Quel sacerdote ucciso dalla mafia e dimenticato

L’assassinio di don Gaetano Millunzi

“Tutti ritengono che si tratti di un delitto di mafia: forse, con le sue ricerche storiche miranti a rivendicare diritti sulle sorgenti a favore della Mensa arcivescovile, dava fastidio a qualcuno. Ma sulle motivazioni del delitto ed i suoi colpevoli non è stata fatta, né forse si farà mai, piena luce. Del resto, ai delitti di mafia la popolazione era molto assuefatta”: l’ottimo storico Giuseppe Schirò nel 1978 così scriveva riferendosi all’uccisione del canonico Gaetano Millunzi, annotando inoltre che (anche) a quei tempi la mafia “aveva in Monreale uno dei centri più attivi”. Ed in effetti questo spietato assassinio è rimasto avvolto nel mistero ed è stato quasi del tutto dimenticato, anche da parte della stessa Chiesa monrealese.

Stiamo parlando di un tragico episodio che risale a quasi un secolo fa.
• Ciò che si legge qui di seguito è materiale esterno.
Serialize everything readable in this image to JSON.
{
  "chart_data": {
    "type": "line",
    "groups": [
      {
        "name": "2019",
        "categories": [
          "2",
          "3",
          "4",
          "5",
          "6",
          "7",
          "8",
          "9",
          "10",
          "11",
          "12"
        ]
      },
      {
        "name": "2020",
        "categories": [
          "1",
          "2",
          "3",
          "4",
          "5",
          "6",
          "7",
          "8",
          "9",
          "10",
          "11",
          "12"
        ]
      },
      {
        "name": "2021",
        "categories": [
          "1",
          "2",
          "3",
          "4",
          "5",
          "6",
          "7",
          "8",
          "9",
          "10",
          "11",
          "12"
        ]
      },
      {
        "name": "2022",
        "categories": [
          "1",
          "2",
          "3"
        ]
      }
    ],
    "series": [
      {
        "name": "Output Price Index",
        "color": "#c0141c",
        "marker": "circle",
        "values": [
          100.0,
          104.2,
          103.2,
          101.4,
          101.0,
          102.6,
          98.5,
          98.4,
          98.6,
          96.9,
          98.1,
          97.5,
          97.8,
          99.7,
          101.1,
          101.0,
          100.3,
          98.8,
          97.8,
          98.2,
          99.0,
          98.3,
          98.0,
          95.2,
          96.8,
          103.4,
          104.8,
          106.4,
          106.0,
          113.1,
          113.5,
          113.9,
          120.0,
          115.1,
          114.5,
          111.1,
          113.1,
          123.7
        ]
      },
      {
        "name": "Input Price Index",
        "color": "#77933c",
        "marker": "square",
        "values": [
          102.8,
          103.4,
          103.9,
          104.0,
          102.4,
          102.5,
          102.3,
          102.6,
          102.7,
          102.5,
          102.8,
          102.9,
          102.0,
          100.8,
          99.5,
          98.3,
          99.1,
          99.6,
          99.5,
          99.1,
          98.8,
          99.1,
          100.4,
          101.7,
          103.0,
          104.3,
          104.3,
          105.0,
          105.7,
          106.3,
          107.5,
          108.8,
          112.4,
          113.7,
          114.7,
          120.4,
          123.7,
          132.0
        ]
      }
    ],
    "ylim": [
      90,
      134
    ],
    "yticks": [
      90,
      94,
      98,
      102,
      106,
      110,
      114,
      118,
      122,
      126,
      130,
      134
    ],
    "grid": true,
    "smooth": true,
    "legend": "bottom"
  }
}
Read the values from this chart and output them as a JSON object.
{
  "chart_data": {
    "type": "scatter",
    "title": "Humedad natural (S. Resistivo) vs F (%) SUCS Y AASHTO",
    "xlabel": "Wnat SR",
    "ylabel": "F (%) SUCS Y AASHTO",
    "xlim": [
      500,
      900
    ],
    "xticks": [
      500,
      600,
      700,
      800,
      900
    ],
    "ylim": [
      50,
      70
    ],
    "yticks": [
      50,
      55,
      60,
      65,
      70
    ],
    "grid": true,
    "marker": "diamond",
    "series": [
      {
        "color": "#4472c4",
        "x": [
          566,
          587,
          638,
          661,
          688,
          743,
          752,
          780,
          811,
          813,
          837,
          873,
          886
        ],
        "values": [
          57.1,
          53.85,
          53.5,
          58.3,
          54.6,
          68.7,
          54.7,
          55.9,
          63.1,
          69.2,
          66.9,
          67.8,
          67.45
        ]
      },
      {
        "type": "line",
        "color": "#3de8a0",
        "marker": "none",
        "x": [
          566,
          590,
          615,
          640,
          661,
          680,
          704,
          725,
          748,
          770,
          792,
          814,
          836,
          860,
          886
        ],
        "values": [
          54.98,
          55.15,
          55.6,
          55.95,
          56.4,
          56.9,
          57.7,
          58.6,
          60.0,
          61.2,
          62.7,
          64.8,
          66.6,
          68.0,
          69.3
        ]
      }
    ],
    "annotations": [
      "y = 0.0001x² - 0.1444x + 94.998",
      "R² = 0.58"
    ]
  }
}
Sul finire dell’estate del 1920 (era il 13 settembre) il prelato si trovava con alcuni familiari nella sua residenza di villeggiatura, in località Realcelsi, quando - secondo la cronaca riportata all’epoca dal Giornale di Sicilia - fu “fatto segno a tre colpi di arma da fuoco che lo resero immediatamente cadavere”. Nel corso dell’agguato la sorella Stella rimase ferita ad una gamba, per fortuna in maniera non grave. A seguito delle indagini immediatamente avviate dai carabinieri, nei giorni successivi all’assassinio vennero tratti in arresto alcuni sospettati, dei quali tuttavia fu ben presto disposto il rilascio, in quanto le accuse a loro carico non apparivano adeguatamente comprovate.

Il compianto monsignor Francesco Sparacio ha definito don Millunzi “sacerdote esemplare, fine poeta, uomo di lettere, maestro di vita” ed anche “uomo geniale, scrittore ricchissimo dalla cultura vasta e dalle intuizioni acute, dalla sconfinata capacità di essere presente nei diversi campi dello scibile, aperto al ‘sociale’, creatore ed organizzatore di opere di concreto aiuto ai poveri ed ai bisognosi”. A lui si deve, tra l’altro, la fondazione della Cassa Rurale ed Artigiana di Monreale.

Il suo assassinio è rimasto impunito. “La morte del Millunzi - ha affermato il vescovo Giuseppe Petralia - è rimasta sempre misteriosa: certo è, però, che è rimasto vittima del suo coraggio e della sua lealtà. Egli non ammetteva prepotenze, sia nella vita pubblica, sia nelle istituzioni”; e va anche ricordato che era un feroce oppositore della Massoneria (che definiva “setta nefasta”) e che quando era membro dell’amministrazione del Collegio di Maria di Monreale aveva riscontrato all’interno dell’istituto la presenza di “ingerenze mafiose”, a cui si era opposto con estrema e risoluta fermezza. Lo stesso monsignor Petralia ricordava peraltro che il Millunzi aveva subìto “un gravissimo attentato mentre leggeva il suo breviario, in una terrazza del Convitto di Chierici Rossi: gli spararono contro, ma quella volta sfuggì alla morte”.

Dunque, molti elementi e concordanti indizi inducono a ritenere che sia da qualificare come delitto di mafia l’efferato omicidio del canonico Millunzi, che durante tutta la sua esistenza, come ha scritto lo storico Nicola Giordano, “disprezzò i pericoli e non chiuse mai gli occhi dinanzi all’ingiustizia ed alla viltà”. Tutti giustamente riconosciamo l’altissima testimonianza di rettitudine e di impegno sociale che ha condotto don Pino Puglisi all’estremo sacrificio; ma sarebbe probabilmente doveroso riscoprire e valorizzare la figura di questo prete monrealese illuminato ed integerrimo, sottraendolo all’ingiusto ed immeritato oblio.